Paving project in Creston Valley totals nearly $5 million

Forty workers have spent 12-hour days since August on a $4.9 million paving project that totals 33 kilometres of roadway...
14712crestonpaving
Paving underway on Highway 3 near its junction with Highway 3A at the north end of Creston.

One doesn’t have to drive far these days to experience a smooth and quiet ride on freshly laid pavement.

As many as 40 workers have been working 12-hour days since August on a $4.9 million paving project that totals 33 kilometres of roadway.

Included is “approximately 22 kilometres of paving on Highway 3 from the chain up spot to Blazed Creek Forest Service Road,” said Robert Adam for the Ministry of Transportation and Infrastructure (MTI), describing the scope of the work.

When that project was complete, crews moved to Highway 21, where seven kilometres were paved from Mallory Road to the junction of Highway 3.
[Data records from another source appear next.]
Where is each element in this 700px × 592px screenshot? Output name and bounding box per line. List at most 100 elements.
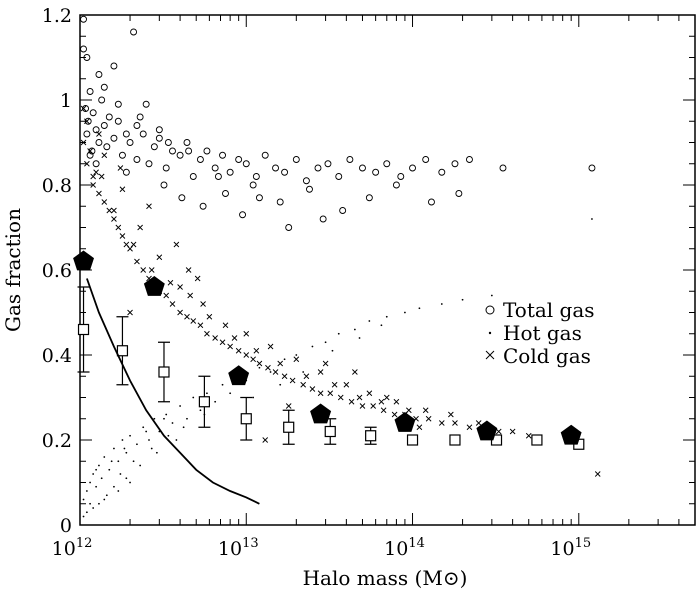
hot-gas-point: [103, 498, 106, 501]
total-gas-point: [92, 126, 100, 134]
cold-gas-point: [80, 139, 87, 146]
cold-gas-point: [383, 394, 390, 401]
total-gas-point: [249, 181, 257, 189]
total-gas-point: [252, 173, 260, 180]
total-gas-point: [98, 96, 106, 104]
hot-gas-point: [311, 345, 314, 348]
hot-gas-point: [129, 481, 131, 484]
hot-gas-point: [206, 392, 208, 395]
cold-gas-point: [309, 386, 316, 392]
cold-gas-point: [289, 377, 296, 384]
cold-gas-point: [184, 313, 190, 320]
cold-gas-point: [219, 339, 226, 346]
cold-gas-point: [509, 428, 516, 435]
hot-gas-point: [368, 320, 371, 322]
x-tick-label: 1012: [52, 536, 93, 560]
total-gas-point: [372, 168, 380, 176]
total-gas-point: [82, 105, 90, 112]
total-gas-point: [155, 134, 163, 142]
total-gas-point: [199, 202, 207, 210]
cold-gas-point: [331, 381, 338, 388]
hot-gas-point: [490, 294, 493, 297]
hot-gas-point: [324, 341, 327, 344]
cold-gas-point: [106, 207, 113, 214]
hot-gas-point: [113, 485, 115, 488]
hot-gas-point: [108, 468, 111, 471]
y-tick-labels: 0 0.2 0.4 0.6 0.8 1 1.2: [42, 5, 72, 537]
hot-gas-point: [142, 426, 145, 429]
binned-mean-square: [198, 396, 210, 408]
hot-gas-point: [214, 400, 217, 403]
cold-gas-point: [200, 301, 206, 307]
cold-gas-point: [475, 420, 482, 426]
total-gas-point: [133, 122, 141, 129]
total-gas-point: [178, 194, 186, 202]
pentagon-point: [143, 276, 165, 296]
pentagon-point: [228, 365, 250, 386]
total-gas-point: [235, 156, 243, 163]
cold-gas-point: [212, 335, 218, 341]
cold-gas-point: [425, 415, 432, 422]
cold-gas-point: [197, 322, 204, 329]
cold-gas-point: [343, 381, 350, 388]
hot-gas-point: [182, 426, 185, 429]
total-gas-point: [222, 190, 229, 197]
hot-gas-point: [283, 358, 286, 361]
hot-gas-point: [418, 307, 421, 310]
cold-gas-point: [272, 369, 279, 375]
cold-gas-point: [231, 335, 238, 341]
cold-gas-point: [87, 148, 93, 154]
hot-gas-point: [103, 456, 106, 458]
total-gas-point: [88, 147, 96, 155]
total-gas-point: [451, 160, 459, 168]
total-gas-point: [409, 164, 416, 172]
cold-gas-point: [190, 318, 197, 324]
hot-gas-point: [121, 439, 124, 441]
hot-gas-point: [125, 451, 128, 454]
cold-gas-point: [194, 275, 201, 282]
cold-gas-point: [206, 313, 213, 320]
legend-marker-hot-gas: [488, 331, 492, 335]
hot-gas-point: [591, 218, 593, 220]
total-gas-point: [324, 160, 332, 168]
total-gas-point: [114, 117, 122, 125]
legend-marker-cold-gas: [485, 350, 495, 360]
total-gas-point: [302, 177, 310, 185]
total-gas-point: [281, 168, 289, 176]
hot-gas-point: [295, 354, 298, 356]
total-gas-point: [183, 139, 191, 146]
hot-gas-point: [85, 511, 88, 514]
hot-gas-point: [175, 439, 178, 441]
cold-gas-point: [317, 390, 324, 397]
total-gas-point: [169, 147, 176, 155]
total-gas-point: [176, 151, 184, 159]
cold-gas-point: [163, 292, 170, 299]
cold-gas-point: [594, 471, 601, 477]
cold-gas-point: [90, 182, 96, 188]
total-gas-point: [359, 164, 366, 172]
total-gas-point: [397, 173, 405, 180]
hot-gas-point: [85, 490, 88, 492]
cold-gas-point: [127, 309, 133, 316]
hot-gas-point: [132, 460, 135, 463]
hot-gas-point: [100, 477, 103, 480]
cold-gas-point: [98, 173, 105, 180]
hot-gas-point: [440, 303, 443, 305]
cold-gas-point: [337, 394, 344, 401]
hot-gas-point: [82, 498, 85, 501]
cold-gas-point: [438, 420, 445, 426]
hot-gas-point: [380, 324, 383, 327]
binned-mean-square: [158, 366, 170, 378]
cold-gas-point: [293, 356, 300, 363]
hot-gas-point: [331, 349, 334, 352]
cold-gas-point: [101, 199, 108, 205]
hot-gas-point: [150, 447, 153, 450]
hot-gas-point: [148, 439, 150, 441]
cold-gas-point: [253, 347, 260, 354]
cold-gas-point: [366, 390, 373, 397]
pentagon-point: [560, 424, 582, 445]
total-gas-point: [86, 88, 94, 95]
hot-gas-point: [163, 417, 165, 420]
cold-gas-point: [169, 301, 176, 307]
cold-gas-point: [204, 330, 210, 337]
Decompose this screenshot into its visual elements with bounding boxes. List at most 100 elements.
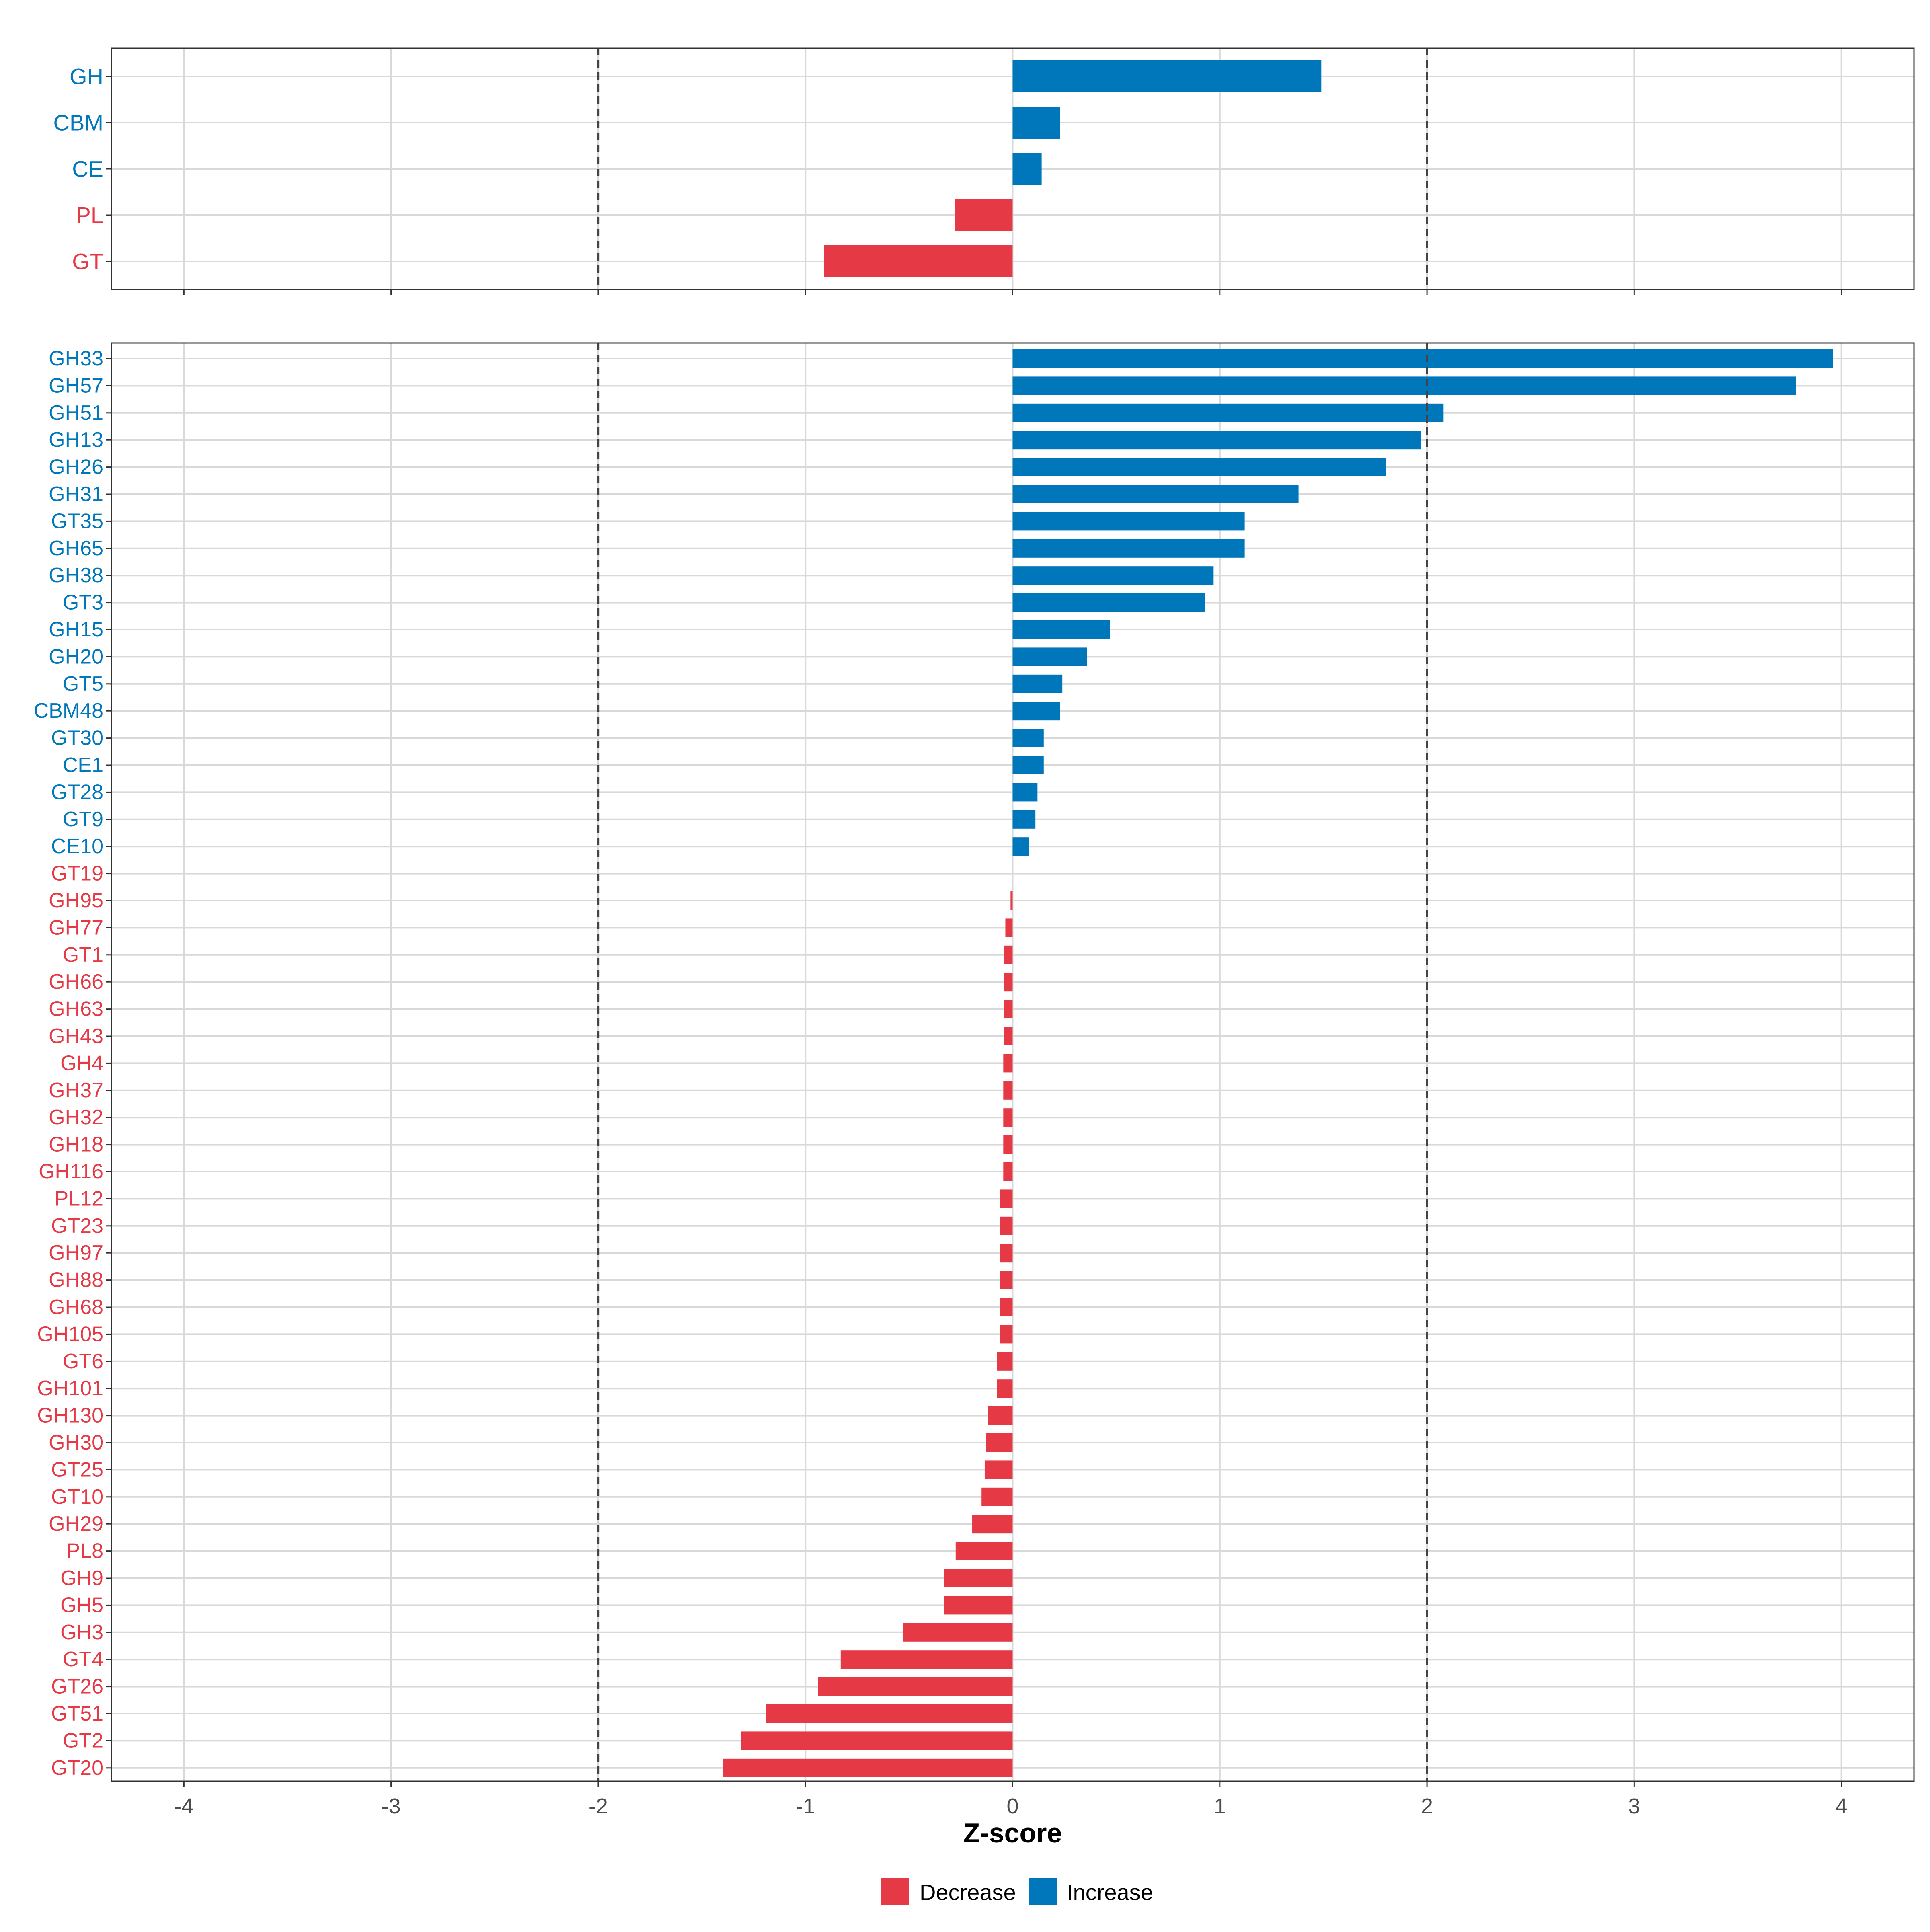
y-tick-label: GT30 <box>51 727 103 750</box>
y-tick-label: GH57 <box>49 374 103 397</box>
bar-gh66 <box>1004 973 1013 992</box>
y-tick-label: GT6 <box>63 1350 103 1373</box>
x-tick-label: 4 <box>1836 1794 1848 1818</box>
bar-gh101 <box>997 1379 1013 1398</box>
bar-gh57 <box>1012 376 1796 395</box>
bar-ce1 <box>1012 756 1044 774</box>
y-tick-label: GH4 <box>60 1051 103 1075</box>
y-tick-label: GT35 <box>51 509 103 533</box>
bar-gh3 <box>903 1623 1013 1642</box>
bar-pl8 <box>955 1542 1013 1560</box>
bar-gt26 <box>818 1677 1013 1696</box>
y-tick-label: CE <box>72 156 103 182</box>
x-tick-label: 2 <box>1421 1794 1433 1818</box>
legend: Decrease Increase <box>881 1878 1153 1905</box>
y-tick-label: GH43 <box>49 1025 103 1048</box>
y-tick-label: PL <box>76 203 104 228</box>
y-tick-label: GH116 <box>39 1160 103 1183</box>
bar-pl12 <box>1000 1189 1013 1208</box>
bar-gh130 <box>988 1406 1013 1425</box>
y-tick-label: GH66 <box>49 970 103 994</box>
bar-gt2 <box>741 1731 1013 1750</box>
y-tick-label: GH20 <box>49 645 103 668</box>
y-tick-label: GT1 <box>63 943 103 967</box>
bar-gh9 <box>944 1569 1013 1587</box>
bar-gh116 <box>1003 1162 1013 1181</box>
y-tick-label: GT23 <box>51 1214 103 1238</box>
y-tick-label: GT5 <box>63 672 103 696</box>
y-tick-label: GH32 <box>49 1106 103 1129</box>
bar-gh <box>1012 60 1322 92</box>
x-tick-label: -1 <box>796 1794 815 1818</box>
bar-gh4 <box>1003 1054 1013 1073</box>
bar-gt10 <box>981 1487 1013 1506</box>
bar-gh15 <box>1012 620 1110 639</box>
y-tick-label: GH51 <box>49 401 103 425</box>
x-tick-label: -4 <box>174 1794 193 1818</box>
x-tick-label: 1 <box>1214 1794 1226 1818</box>
legend-swatch <box>881 1878 909 1905</box>
legend-swatch <box>1029 1878 1057 1905</box>
y-tick-label: PL12 <box>55 1187 103 1210</box>
bar-ce10 <box>1012 837 1029 856</box>
y-tick-label: CBM <box>53 110 103 136</box>
bar-gt6 <box>997 1352 1013 1371</box>
bar-gt20 <box>723 1758 1013 1777</box>
y-tick-label: GT51 <box>51 1702 103 1725</box>
bar-gh26 <box>1012 458 1386 476</box>
bar-ce <box>1012 153 1042 185</box>
x-axis-title: Z-score <box>963 1818 1062 1848</box>
x-tick-label: 0 <box>1006 1794 1018 1818</box>
y-tick-label: GH29 <box>49 1512 103 1536</box>
x-tick-label: 3 <box>1628 1794 1640 1818</box>
bar-gh29 <box>972 1515 1013 1534</box>
y-tick-label: CE1 <box>63 754 103 777</box>
bar-gh97 <box>1000 1244 1013 1263</box>
bar-gh31 <box>1012 485 1299 503</box>
panels: GHCBMCEPLGTGH33GH57GH51GH13GH26GH31GT35G… <box>34 47 1915 1818</box>
y-tick-label: GH105 <box>37 1322 103 1346</box>
x-tick-label: -3 <box>382 1794 401 1818</box>
y-tick-label: GT2 <box>63 1729 103 1752</box>
y-tick-label: GH15 <box>49 618 103 641</box>
legend-item-decrease: Decrease <box>881 1878 1016 1905</box>
bar-gt35 <box>1012 512 1245 531</box>
bar-gh105 <box>1000 1325 1013 1344</box>
bar-gh43 <box>1004 1027 1013 1045</box>
bar-gt5 <box>1012 674 1063 693</box>
bar-gh77 <box>1005 918 1013 937</box>
panel-bottom: GH33GH57GH51GH13GH26GH31GT35GH65GH38GT3G… <box>34 342 1915 1818</box>
bar-gh20 <box>1012 647 1088 666</box>
x-tick-label: -2 <box>589 1794 608 1818</box>
bar-gh18 <box>1003 1135 1013 1154</box>
y-tick-label: GH95 <box>49 889 103 912</box>
bar-gt30 <box>1012 729 1044 747</box>
y-tick-label: GH18 <box>49 1133 103 1156</box>
y-tick-label: GH101 <box>37 1377 103 1400</box>
bar-cbm48 <box>1012 702 1061 721</box>
y-tick-label: CBM48 <box>34 699 103 723</box>
bar-gt28 <box>1012 783 1038 802</box>
bar-pl <box>955 199 1013 231</box>
legend-label: Decrease <box>920 1880 1016 1905</box>
y-tick-label: GH77 <box>49 916 103 939</box>
y-tick-label: GT9 <box>63 808 103 831</box>
y-tick-label: GH31 <box>49 482 103 506</box>
bar-gt <box>824 245 1013 277</box>
bar-gh65 <box>1012 539 1245 558</box>
axis-titles: Z-score <box>963 1818 1062 1848</box>
y-tick-label: GH <box>70 64 103 89</box>
bar-gh32 <box>1003 1108 1013 1127</box>
bar-gh33 <box>1012 349 1834 368</box>
y-tick-label: GH63 <box>49 998 103 1021</box>
bar-gh88 <box>1000 1271 1013 1289</box>
y-tick-label: GH38 <box>49 564 103 587</box>
bar-gh51 <box>1012 403 1444 422</box>
bar-gh13 <box>1012 431 1421 450</box>
y-tick-label: GT26 <box>51 1675 103 1698</box>
bar-gh5 <box>944 1596 1013 1615</box>
bar-gt9 <box>1012 810 1036 829</box>
y-tick-label: GH26 <box>49 456 103 479</box>
y-tick-label: GH97 <box>49 1241 103 1265</box>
But it’s the shortest part of the project, the repaving of Erickson Street, that results in the most obvious change.

The project includes “drainage upgrades and widening where possible within the existing ministry right-of-way to enhance mobility for all users, especially pedestrians and cyclists,” Adam said.

Creston Mayor Ron Toyota said that the Erickson Street project was complicated by the fact that the Town of Creston boundary runs down the centre of the street, with the southern side of the road in Regional District of Central Kootenay Area B.

“We started conversations (with the MTI) about three years ago about relocating the boundary,” he said. “That started the discussion.”

Initial discussions centered around the town taking over the entire road and, hence, the responsibility for maintaining it.

“Then a year ago I went to Victoria and said to the assistant deputy minister, ‘We don’t want it. You take it,’ ” said Toyota.

Discussions evolved into a swap in which streets on the west side of town — Ash and McMurtie — would become the town’s responsibility.

“Erickson Street had been on the ministry’s radar as needing capital improvements for quite some time, obviously,” he said. “But our discussions helped to push it into the budget queue.”

By adding the Erickson Street project to the needs on highways 3 and 21, Toyota said it made it easier for the province to justify putting the project out to tender.

“Can we get enough work to put out a bigger bid that would justify putting in a batch plant? That became part of the thinking,” he said. “By adding sufficient volume you get economies of scale that make financial sense.”

The contract was awarded to Okanagan Aggregates Ltd. on March 14, and gravel production and crushing started in August. A total of 42,000 tonnes of paving aggregate were used and 600 metres of new concrete roadside barrier were installed.

For its part, the town was required to upgrade below-ground infrastructure to assure the province that it wouldn’t need to dig up the new paving in the next few years.

“There were people who were unhappy with the condition of Erickson Street this summer, but we had to get our work done so that we wouldn’t hold up the paving work when the time came,” Toyota said. “This project is a great example of what can be done when levels of government work together in a spirit of cooperation.”

For his part, MTI area manager Cliff Razzo said the scope of work completed this year has been satisfying.

“It’s been really exciting to be part of all this. It makes a big difference to our community.”